Grilled Oysters Garlic Butter 1/4 lb. butter 1 large head garlic Juice of one lemon

Oysters 60 medium oysters, scrubbed 1 pound bacon 1/4 pound garlic butter 6 bunches scallions, sliced thin, whites only Parmesan cheese Louisiana hot sauce

METHOD Cut the root end off the garlic and slice the head in half crosswise, exposing all the cloves. Melt the butter slowly in a small saucepan and add the garlic. Simmer slowly for at least 15 minutes, or until the butter has a definite garlic flavor. Season to taste with lemon juice and set aside.

Fry bacon till crispy. Drain well and crumble. Soften scallions in pan with some of the garlic butter. Mix drained scallions with the crumbled bacon.

Lay a batch of oysters on grill, flat side down.
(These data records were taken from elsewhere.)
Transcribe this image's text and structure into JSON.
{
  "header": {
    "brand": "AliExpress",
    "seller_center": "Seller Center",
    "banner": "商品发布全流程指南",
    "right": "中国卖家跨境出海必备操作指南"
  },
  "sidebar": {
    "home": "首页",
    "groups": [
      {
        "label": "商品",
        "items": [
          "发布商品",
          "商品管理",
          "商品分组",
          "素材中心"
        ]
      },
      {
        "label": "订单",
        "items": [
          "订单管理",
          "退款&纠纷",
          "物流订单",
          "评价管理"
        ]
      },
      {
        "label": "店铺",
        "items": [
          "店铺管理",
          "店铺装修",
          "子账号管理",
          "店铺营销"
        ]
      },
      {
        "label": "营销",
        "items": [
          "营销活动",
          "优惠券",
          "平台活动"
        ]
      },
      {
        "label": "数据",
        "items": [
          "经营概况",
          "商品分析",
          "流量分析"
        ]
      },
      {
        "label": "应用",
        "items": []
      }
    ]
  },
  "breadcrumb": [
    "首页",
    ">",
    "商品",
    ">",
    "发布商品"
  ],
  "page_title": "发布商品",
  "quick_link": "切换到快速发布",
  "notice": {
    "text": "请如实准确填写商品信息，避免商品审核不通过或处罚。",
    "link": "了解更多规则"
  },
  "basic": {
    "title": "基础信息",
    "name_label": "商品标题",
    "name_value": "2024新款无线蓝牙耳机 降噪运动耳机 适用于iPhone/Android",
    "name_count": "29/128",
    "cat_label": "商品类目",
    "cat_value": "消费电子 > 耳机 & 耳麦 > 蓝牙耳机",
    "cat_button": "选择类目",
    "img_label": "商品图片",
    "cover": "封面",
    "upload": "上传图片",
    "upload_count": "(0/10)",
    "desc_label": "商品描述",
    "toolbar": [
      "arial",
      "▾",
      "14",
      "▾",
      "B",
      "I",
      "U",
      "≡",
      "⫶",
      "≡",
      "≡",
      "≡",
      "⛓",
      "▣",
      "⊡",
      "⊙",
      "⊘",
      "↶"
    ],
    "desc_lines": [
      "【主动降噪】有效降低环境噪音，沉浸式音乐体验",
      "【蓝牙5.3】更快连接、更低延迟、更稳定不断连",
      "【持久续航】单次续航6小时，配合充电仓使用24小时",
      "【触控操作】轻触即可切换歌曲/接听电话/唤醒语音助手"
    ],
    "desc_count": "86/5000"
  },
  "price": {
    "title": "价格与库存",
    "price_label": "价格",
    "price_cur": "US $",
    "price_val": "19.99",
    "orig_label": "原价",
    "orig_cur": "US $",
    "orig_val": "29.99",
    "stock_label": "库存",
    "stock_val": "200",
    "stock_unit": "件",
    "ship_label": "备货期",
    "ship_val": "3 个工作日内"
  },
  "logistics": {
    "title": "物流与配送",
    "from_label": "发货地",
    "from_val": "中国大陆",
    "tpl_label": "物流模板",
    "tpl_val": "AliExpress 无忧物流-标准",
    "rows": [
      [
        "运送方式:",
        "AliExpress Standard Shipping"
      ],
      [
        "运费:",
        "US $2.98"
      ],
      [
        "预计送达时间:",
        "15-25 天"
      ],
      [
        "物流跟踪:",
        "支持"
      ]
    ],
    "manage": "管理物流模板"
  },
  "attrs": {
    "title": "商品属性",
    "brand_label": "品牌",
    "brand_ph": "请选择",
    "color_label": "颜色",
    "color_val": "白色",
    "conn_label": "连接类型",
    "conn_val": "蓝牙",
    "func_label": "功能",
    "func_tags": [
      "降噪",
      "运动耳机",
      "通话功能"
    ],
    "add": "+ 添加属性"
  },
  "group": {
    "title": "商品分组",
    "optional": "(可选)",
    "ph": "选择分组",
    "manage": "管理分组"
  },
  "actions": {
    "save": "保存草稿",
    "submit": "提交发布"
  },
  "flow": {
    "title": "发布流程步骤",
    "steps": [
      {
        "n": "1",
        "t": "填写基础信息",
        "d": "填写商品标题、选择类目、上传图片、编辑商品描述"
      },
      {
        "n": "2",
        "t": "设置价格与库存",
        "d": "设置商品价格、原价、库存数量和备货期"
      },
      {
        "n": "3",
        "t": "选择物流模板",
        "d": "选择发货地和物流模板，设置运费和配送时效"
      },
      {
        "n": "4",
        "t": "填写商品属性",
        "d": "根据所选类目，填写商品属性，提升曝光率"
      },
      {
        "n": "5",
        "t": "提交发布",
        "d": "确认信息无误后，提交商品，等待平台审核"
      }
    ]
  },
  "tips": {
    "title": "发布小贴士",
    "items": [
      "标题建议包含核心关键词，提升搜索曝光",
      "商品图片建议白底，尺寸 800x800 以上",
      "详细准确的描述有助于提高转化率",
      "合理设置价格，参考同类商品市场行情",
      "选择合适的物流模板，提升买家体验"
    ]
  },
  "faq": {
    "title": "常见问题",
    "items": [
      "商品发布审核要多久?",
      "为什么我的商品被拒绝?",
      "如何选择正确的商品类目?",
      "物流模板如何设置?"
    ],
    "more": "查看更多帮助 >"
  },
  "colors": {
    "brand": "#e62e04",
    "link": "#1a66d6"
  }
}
Cook until the shells begin to open and steam hisses out between the shells, 3 to 5 minutes. Have garlic butter handy.

As each oyster begins to open, remove it from grill with tongs, tipping it up to drain off excess water. Carefully cut meat loose from shell, place in larger half-shell and return to grill. Top oysters with either bacon/scallion mix topped with cheese, or with garlic butter.

Oysters are ready when they begin to shrink noticeably and cheese is bubbly. Top with a drop or two of Louisiana hot sauce and enjoy!